There are now ample demonstrations that practice guidelines produced by professional organizations often serve their members’ interests at the expense of evidence. Formal standards have been established for evaluating the process by which these organizations produce guidelines. When applied to particular guidelines, the process and outcome often comes up short.
So, we need to be just as skeptical about meta-analyses produced by professional organizations as we are about those produced by the pharmaceutical industry. No, Virginia, we cannot relax our guard, just because a meta-analysis has been done by a professional organization.
UPDATE (April 18, 2014)
An alert reader scrutinized the meta-analysis after reading my blog post and found something quite interesting in the table to the left. Click on the table to enlarge. What you see is that every comparison worked out extraordinarily well, too well.

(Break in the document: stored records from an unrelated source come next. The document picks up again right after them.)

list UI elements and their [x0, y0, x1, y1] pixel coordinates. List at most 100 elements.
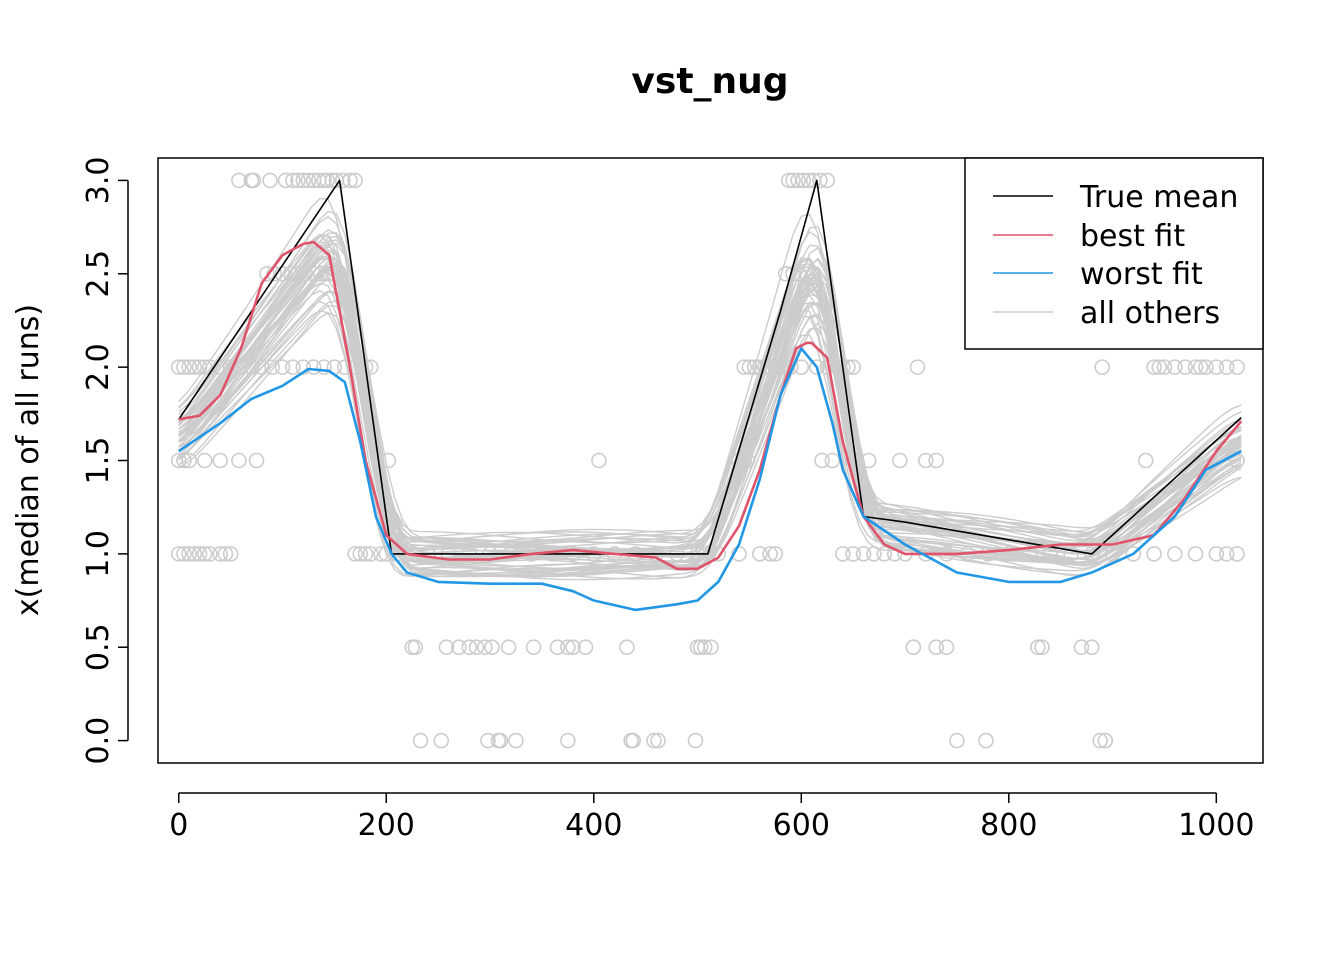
data-point	[202, 546, 218, 562]
data-point	[477, 639, 493, 656]
data-point	[300, 172, 317, 189]
data-point	[1073, 639, 1090, 656]
data-point	[1094, 359, 1110, 375]
x-tick-label: 400	[565, 808, 622, 843]
series-line-best-fit	[178, 240, 1243, 571]
data-point	[1167, 546, 1183, 562]
data-point	[222, 546, 239, 562]
data-point	[1156, 359, 1173, 375]
data-point	[1187, 546, 1204, 562]
data-point	[928, 639, 944, 656]
x-tick-label: 200	[358, 808, 415, 843]
data-point	[577, 639, 594, 656]
data-point	[217, 546, 234, 562]
data-point	[468, 639, 485, 656]
data-point	[1146, 546, 1162, 562]
data-point	[500, 639, 517, 656]
data-point	[855, 546, 872, 562]
data-point	[295, 359, 312, 375]
data-point	[480, 732, 496, 749]
data-point	[905, 639, 922, 656]
data-point	[316, 359, 332, 375]
data-point	[334, 172, 351, 189]
data-point	[508, 732, 524, 749]
data-point	[277, 172, 294, 189]
y-tick-label: 0.0	[81, 717, 116, 765]
data-point	[692, 639, 709, 656]
data-point	[1198, 359, 1214, 375]
data-point	[1218, 546, 1235, 562]
data-point	[549, 639, 566, 656]
data-point	[819, 172, 836, 189]
data-point	[1034, 639, 1050, 656]
legend-label-worst-fit: worst fit	[1080, 257, 1203, 292]
data-point	[790, 172, 806, 189]
data-point	[938, 639, 955, 656]
data-point	[1229, 359, 1245, 375]
data-point	[1151, 359, 1168, 375]
legend-label-all-others: all others	[1080, 296, 1220, 331]
data-point	[362, 546, 379, 562]
data-point	[170, 546, 187, 562]
x-tick-label: 0	[169, 808, 188, 843]
data-point	[1218, 359, 1235, 375]
y-tick-label: 1.5	[81, 437, 116, 485]
data-point	[212, 452, 229, 469]
series-line-true-mean	[178, 179, 1242, 555]
data-point	[181, 359, 197, 375]
series-line-other	[178, 234, 1242, 549]
data-point	[412, 732, 429, 749]
data-point	[245, 172, 262, 189]
series-line-worst-fit	[178, 347, 1242, 612]
y-tick-label: 3.0	[81, 157, 116, 205]
y-tick-label: 2.0	[81, 343, 116, 391]
legend-label-true-mean: True mean	[1079, 180, 1238, 215]
data-point	[560, 732, 576, 749]
data-point	[736, 359, 753, 375]
data-point	[262, 172, 278, 189]
data-point	[191, 546, 208, 562]
data-point	[1125, 546, 1142, 562]
data-point	[212, 546, 229, 562]
data-point	[259, 265, 275, 282]
y-tick-label: 0.5	[81, 623, 116, 671]
data-point	[170, 359, 187, 375]
data-point	[181, 452, 197, 469]
data-point	[1084, 639, 1100, 656]
x-tick-label: 600	[773, 808, 830, 843]
data-point	[347, 172, 363, 189]
data-point	[295, 172, 312, 189]
series-line-other	[178, 235, 1242, 555]
data-point	[1146, 359, 1162, 375]
data-point	[290, 172, 306, 189]
data-point	[181, 546, 197, 562]
data-point	[186, 546, 203, 562]
data-point	[812, 172, 828, 189]
x-tick-label: 1000	[1178, 808, 1254, 843]
legend-label-best-fit: best fit	[1080, 219, 1185, 254]
axes: 0 200 400 600 800 1000 0.0 0.5 1.0 1.5 2.0 2.5 3.0	[81, 157, 1254, 843]
data-point	[492, 732, 509, 749]
data-point	[347, 546, 363, 562]
data-point	[824, 452, 841, 469]
data-point	[1177, 359, 1193, 375]
data-point	[461, 639, 478, 656]
data-point	[176, 359, 192, 375]
data-point	[767, 546, 784, 562]
data-point	[191, 359, 208, 375]
y-tick-label: 2.5	[81, 250, 116, 298]
data-point	[978, 732, 994, 749]
data-point	[751, 546, 768, 562]
data-point	[949, 732, 965, 749]
data-point	[285, 172, 301, 189]
data-point	[795, 172, 812, 189]
data-point	[525, 639, 542, 656]
y-tick-label: 1.0	[81, 530, 116, 578]
data-point	[625, 732, 642, 749]
data-point	[451, 639, 467, 656]
data-point	[285, 359, 301, 375]
y-axis-label: x(median of all runs)	[11, 304, 46, 616]
data-point	[407, 639, 424, 656]
data-point	[845, 546, 861, 562]
data-point	[484, 639, 500, 656]
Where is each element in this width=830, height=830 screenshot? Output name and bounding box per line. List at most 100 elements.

The problem is, of course, that these comparisons are inappropriate, as discussed in the blog. The comparisons hinge upon studies being misclassified as psychotherapy when they were actually complex collaborative care interventions, as well as comparisons of problem-solving therapy for cognitive behavior therapy when the patients receiving problem-solving therapy were not randomized to it. Rather, their randomized to a condition in which the intervention patients got a combination of free medication, careful medication management, and the option of problem-solving therapy, whereas the control group patients had to pay for treatment and received substantially less of any kind. This is clearly meta-analysis malpractice of the highest order.